Entreprises & Marchés

Loi de finances 2015 : décorticage des dispositions fiscales

Mohamed Boussaid, ministre de l’Economie et des Finances.

Le volet fiscal de la LF 2015 est dominé surtout par deux aspects importants, l’un est relatif à la mise à niveau du système fiscal pour permettre à l’Administration responsable d’entamer des échanges de données avec d’autres Etats et de parer à la fraude fiscale d’origine internationale, l’autre est afférent à la dématérialisation des prestations de services, notamment la généralisation de la télé déclaration et du télépaiement. Ces deux aspects pourraient constituer deux axes stratégiques complémentaires de modernisation de l’Administration fiscale. par Mohamed Amine    

Néanmoins, ce processus ne se déroule pas de manière paisible et linéaire. Des résistances sociétales à la transparence et à la modernisation persistent. Ce qui explique le retour en arrière et l’abrogation des dispositions introduites par la LF 2014 qui visaient la mise en place d’un registre obligatoire pour les contribuables, dont les revenus professionnels sont déterminés d’après le régime du bénéfice forfaitaire. Abandon total ? En fait, ce n’est que partie remise. De nouvelles dispositions introduites par la LF 2015 (article 246 bis) atténuent ce recul en prévoyant l’obligation de justifier les dépenses par les forfaitaires payant un impôt sur le revenu supérieur à 5000 dirhams et ce, conformément aux dispositions de l’article 246 du CGI. Une manière d’expliciter une obligation, mais aussi de segmenter et de cibler/isoler les faux forfaitaires et d’entamer une démarche progressive sans abandonner totalement l’objectif stratégique de transparence comptable et fiscale.
Une autre disposition de la LF 2015 a connu une levée de boucliers, mais est arrivée à passer : le replafonnement de déduction des cotisations correspondant aux contrats d’assurance retraite à 10% au lieu de 6% du revenu global imposable, mais en même temps la limitation à 50%, au lieu de la totalité, lorsqu’il s’agit de salaire net imposable. Cette mesure est certes défavorable à l’épargne, et à certains salariés, et donc aussi à l’investissement, mais elle concerne surtout les contribuables disposant d’un revenu et d’un pouvoir d’achat importants.

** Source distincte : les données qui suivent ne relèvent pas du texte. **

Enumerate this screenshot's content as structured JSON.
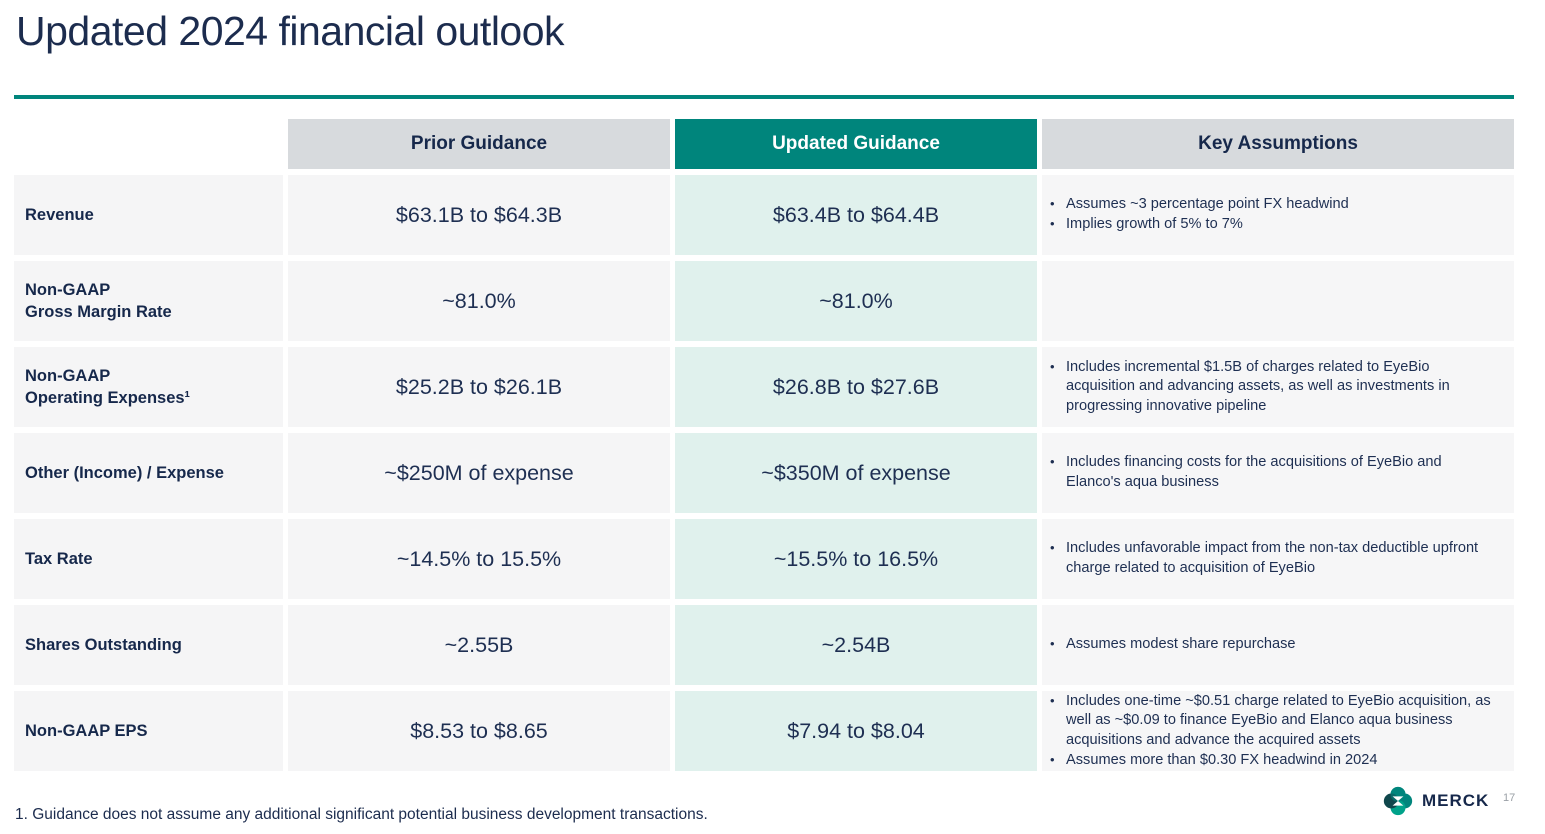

Par contre, la poire a été coupée en deux, pour ce qui est de l’abattement forfaitaire appliqué aux pensions de retraite. La LF 2015 prévoit un abattement de 55% pour la tranche inférieure à 168 000 dirhams et 40% pour la tranche supérieure à ce montant. Une dégressivité qui met une pincée d’équité dans le traitement des pensions de retraite, surtout pour la catégorie «classe moyenne des retraités».  Tel n’est pas le cas des acquéreurs à crédit de logements sociaux qui, pour les nouveaux contrats  conclus à compter du 1er janvier 2015,  se verront appliquer une TVA au taux de 10% au titre des intérêts payés à la banque. Ce n’est pas un mensonge si la TVA est traitée d’aveugle. Elle ne fait pas de distinction entre riches et pauvres, entre villa et logement social… Après cela, il est bon de boire une bonne tasse de thé, mais cette fois-ci au taux de 20% au lieu de 14%, taux certes allégé, pour le moment, par une baisse des droits de douane.

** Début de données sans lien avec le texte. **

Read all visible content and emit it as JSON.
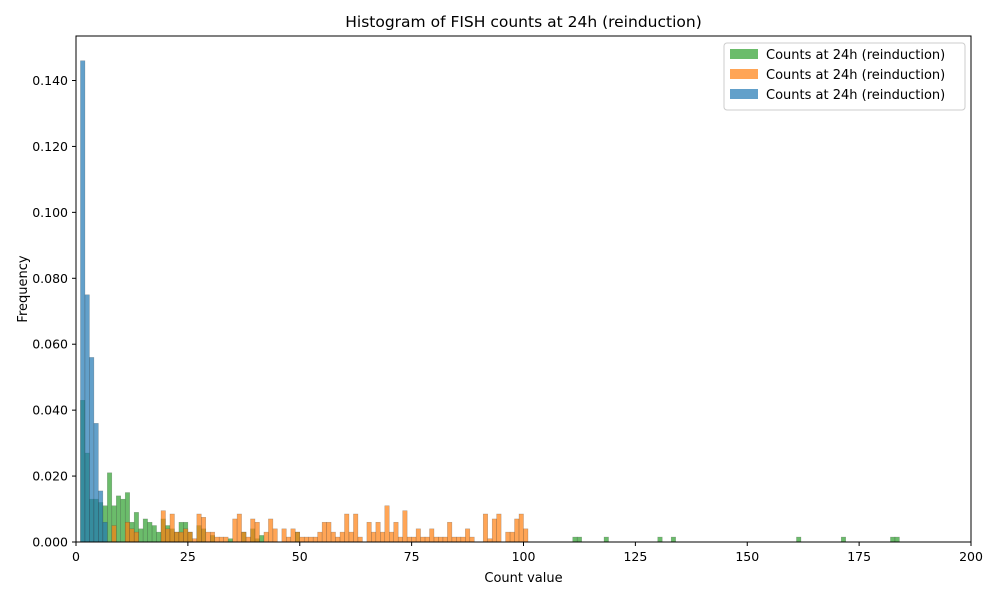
{
  "chart_data": {
    "type": "bar",
    "title": "Histogram of FISH counts at 24h (reinduction)",
    "xlabel": "Count value",
    "ylabel": "Frequency",
    "xlim": [
      0,
      200
    ],
    "ylim": [
      0,
      0.1535
    ],
    "bin_width": 1,
    "xticks": [
      0,
      25,
      50,
      75,
      100,
      125,
      150,
      175,
      200
    ],
    "xtick_labels": [
      "0",
      "25",
      "50",
      "75",
      "100",
      "125",
      "150",
      "175",
      "200"
    ],
    "yticks": [
      0,
      0.02,
      0.04,
      0.06,
      0.08,
      0.1,
      0.12,
      0.14
    ],
    "ytick_labels": [
      "0.000",
      "0.020",
      "0.040",
      "0.060",
      "0.080",
      "0.100",
      "0.120",
      "0.140"
    ],
    "grid": false,
    "legend_position": "top-right",
    "series": [
      {
        "name": "Counts at 24h (reinduction)",
        "color": "#2ca02c",
        "bins": [
          [
            1,
            0.043
          ],
          [
            2,
            0.027
          ],
          [
            3,
            0.013
          ],
          [
            4,
            0.013
          ],
          [
            5,
            0.012
          ],
          [
            6,
            0.011
          ],
          [
            7,
            0.021
          ],
          [
            8,
            0.011
          ],
          [
            9,
            0.014
          ],
          [
            10,
            0.013
          ],
          [
            11,
            0.015
          ],
          [
            12,
            0.006
          ],
          [
            13,
            0.009
          ],
          [
            14,
            0.004
          ],
          [
            15,
            0.007
          ],
          [
            16,
            0.006
          ],
          [
            17,
            0.005
          ],
          [
            18,
            0.003
          ],
          [
            19,
            0.007
          ],
          [
            20,
            0.005
          ],
          [
            21,
            0.004
          ],
          [
            22,
            0.003
          ],
          [
            23,
            0.006
          ],
          [
            24,
            0.006
          ],
          [
            25,
            0.003
          ],
          [
            27,
            0.005
          ],
          [
            28,
            0.004
          ],
          [
            30,
            0.002
          ],
          [
            34,
            0.001
          ],
          [
            37,
            0.003
          ],
          [
            39,
            0.004
          ],
          [
            40,
            0.001
          ],
          [
            41,
            0.002
          ],
          [
            49,
            0.003
          ],
          [
            111,
            0.0015
          ],
          [
            112,
            0.0015
          ],
          [
            118,
            0.0015
          ],
          [
            130,
            0.0015
          ],
          [
            133,
            0.0015
          ],
          [
            161,
            0.0015
          ],
          [
            171,
            0.0015
          ],
          [
            182,
            0.0015
          ],
          [
            183,
            0.0015
          ]
        ]
      },
      {
        "name": "Counts at 24h (reinduction)",
        "color": "#ff7f0e",
        "bins": [
          [
            8,
            0.005
          ],
          [
            11,
            0.006
          ],
          [
            12,
            0.004
          ],
          [
            13,
            0.003
          ],
          [
            19,
            0.0095
          ],
          [
            20,
            0.004
          ],
          [
            21,
            0.0085
          ],
          [
            22,
            0.003
          ],
          [
            23,
            0.003
          ],
          [
            24,
            0.004
          ],
          [
            25,
            0.003
          ],
          [
            26,
            0.001
          ],
          [
            27,
            0.0085
          ],
          [
            28,
            0.0075
          ],
          [
            29,
            0.003
          ],
          [
            30,
            0.003
          ],
          [
            31,
            0.0015
          ],
          [
            32,
            0.0015
          ],
          [
            33,
            0.0015
          ],
          [
            35,
            0.007
          ],
          [
            36,
            0.0085
          ],
          [
            37,
            0.003
          ],
          [
            38,
            0.0015
          ],
          [
            39,
            0.007
          ],
          [
            40,
            0.006
          ],
          [
            42,
            0.003
          ],
          [
            43,
            0.007
          ],
          [
            44,
            0.004
          ],
          [
            46,
            0.004
          ],
          [
            47,
            0.0015
          ],
          [
            48,
            0.004
          ],
          [
            49,
            0.003
          ],
          [
            50,
            0.0015
          ],
          [
            51,
            0.0015
          ],
          [
            52,
            0.0015
          ],
          [
            53,
            0.0015
          ],
          [
            54,
            0.003
          ],
          [
            55,
            0.006
          ],
          [
            56,
            0.006
          ],
          [
            57,
            0.003
          ],
          [
            58,
            0.0015
          ],
          [
            59,
            0.003
          ],
          [
            60,
            0.0085
          ],
          [
            61,
            0.003
          ],
          [
            62,
            0.0085
          ],
          [
            63,
            0.0015
          ],
          [
            65,
            0.006
          ],
          [
            66,
            0.003
          ],
          [
            67,
            0.006
          ],
          [
            68,
            0.003
          ],
          [
            69,
            0.011
          ],
          [
            70,
            0.003
          ],
          [
            71,
            0.006
          ],
          [
            72,
            0.0015
          ],
          [
            73,
            0.0095
          ],
          [
            74,
            0.0015
          ],
          [
            75,
            0.0015
          ],
          [
            76,
            0.004
          ],
          [
            77,
            0.0015
          ],
          [
            78,
            0.0015
          ],
          [
            79,
            0.004
          ],
          [
            80,
            0.0015
          ],
          [
            81,
            0.0015
          ],
          [
            82,
            0.0015
          ],
          [
            83,
            0.006
          ],
          [
            84,
            0.0015
          ],
          [
            85,
            0.0015
          ],
          [
            86,
            0.0015
          ],
          [
            87,
            0.004
          ],
          [
            88,
            0.0015
          ],
          [
            91,
            0.0085
          ],
          [
            92,
            0.001
          ],
          [
            93,
            0.007
          ],
          [
            94,
            0.0085
          ],
          [
            96,
            0.003
          ],
          [
            97,
            0.003
          ],
          [
            98,
            0.007
          ],
          [
            99,
            0.0085
          ],
          [
            100,
            0.004
          ]
        ]
      },
      {
        "name": "Counts at 24h (reinduction)",
        "color": "#1f77b4",
        "bins": [
          [
            1,
            0.146
          ],
          [
            2,
            0.075
          ],
          [
            3,
            0.056
          ],
          [
            4,
            0.036
          ],
          [
            5,
            0.0155
          ],
          [
            6,
            0.006
          ]
        ]
      }
    ]
  }
}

Un joli cadeau aux banques : celles-ci ne paieront plus mensuellement l’impôt dû, prélevé à la source, donc collecté, au titre des revenus et profits bruts de capitaux mobiliers de source étrangère. Le paiement se fera avant le premier avril après clôture de l’exercice. C’est là un crédit accordé gratuitement aux banques (et en devises !) au moment où, paradoxalement, le mode de paiement de l’impôt, prévu pour les petits contribuables tels que les auto-entrepreneurs, devrait être mensuel ou trimestriel. Néanmoins, cette mesure devrait permettre une meilleure coordination entre les banques et le fisc et un meilleur suivi des avoirs extérieurs. La fiscalité se met au vert : elle prévoit pour les véhicules à moteur électrique ou à moteur hybride l’imposition au tarif réduit prévu pour les véhicules à essence, au lieu du tarif appliqué aux véhicules gasoil. Pour les chauffe-eaux solaires, le taux prévu en matière de TVA sera de 10% au lieu de 14%.

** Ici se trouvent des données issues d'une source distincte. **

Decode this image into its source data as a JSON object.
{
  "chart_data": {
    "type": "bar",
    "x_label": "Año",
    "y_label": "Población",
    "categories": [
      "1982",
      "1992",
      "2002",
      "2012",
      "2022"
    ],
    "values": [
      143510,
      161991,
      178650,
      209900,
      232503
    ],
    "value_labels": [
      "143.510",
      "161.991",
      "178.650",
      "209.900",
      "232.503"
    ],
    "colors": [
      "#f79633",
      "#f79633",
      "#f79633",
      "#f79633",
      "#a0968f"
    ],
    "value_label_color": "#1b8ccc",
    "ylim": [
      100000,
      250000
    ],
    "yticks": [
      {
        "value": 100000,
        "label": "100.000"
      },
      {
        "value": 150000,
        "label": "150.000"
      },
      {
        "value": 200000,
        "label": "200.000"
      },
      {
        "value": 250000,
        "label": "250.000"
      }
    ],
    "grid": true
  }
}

Et l’art n’est pas oublié, car les associations artistiques reconnues d’utilité publique (ARUP) pourront bénéficier de dons en argent ou en nature, dons fiscalement déductibles au niveau des entreprises donatrices. Pourquoi cette précision ? La version antérieure était limitée aux ARUP «qui œuvrent dans un but charitable, scientifique, culturel, littéraire, éducatif, sportif, d’enseignement ou de santé ». L’art, ne fait-il pas partie de la culture ? La littérature n’est-elle pas création artistique ?
Des mesures prorogées : il s’agit de la mesure reconduite plusieurs fois et favorable à la transformation des personnes physiques ou morales relevant de l’IR en personnes morales relevant de l’IS, prévoyant l’exonération des plus values réalisées à la suite de cette transformation et celle permettant aux personnes exerçant une activité dans l’informel de s’identifier fiscalement sans crainte d’être régularisées fiscalement au titre des exercices antérieurs non prescrits.
Des mesures contre la discrimination qui s’inscrivent dans le cadre global de l’intégration de la population immigrée au Maroc : dorénavant, l’exonération fiscale prévue dans l’acquisition des logements à faible valeur immobilière et des logements prévus pour la classe moyenne bénéficie aussi aux résidents étrangers en situation régulière. La réduction de la durée d’exonération de 20 à 8 ans, prévue au profit de bailleurs de logements à faible valeur immobilière ou logements sociaux, a été compensée par une révision à la hausse des prix de location retenus comme critères pour bénéficier de ladite exonération (700 à 1000 dh/mois pour le minimum et 1200 à 2000 dh/mois pour le maximum).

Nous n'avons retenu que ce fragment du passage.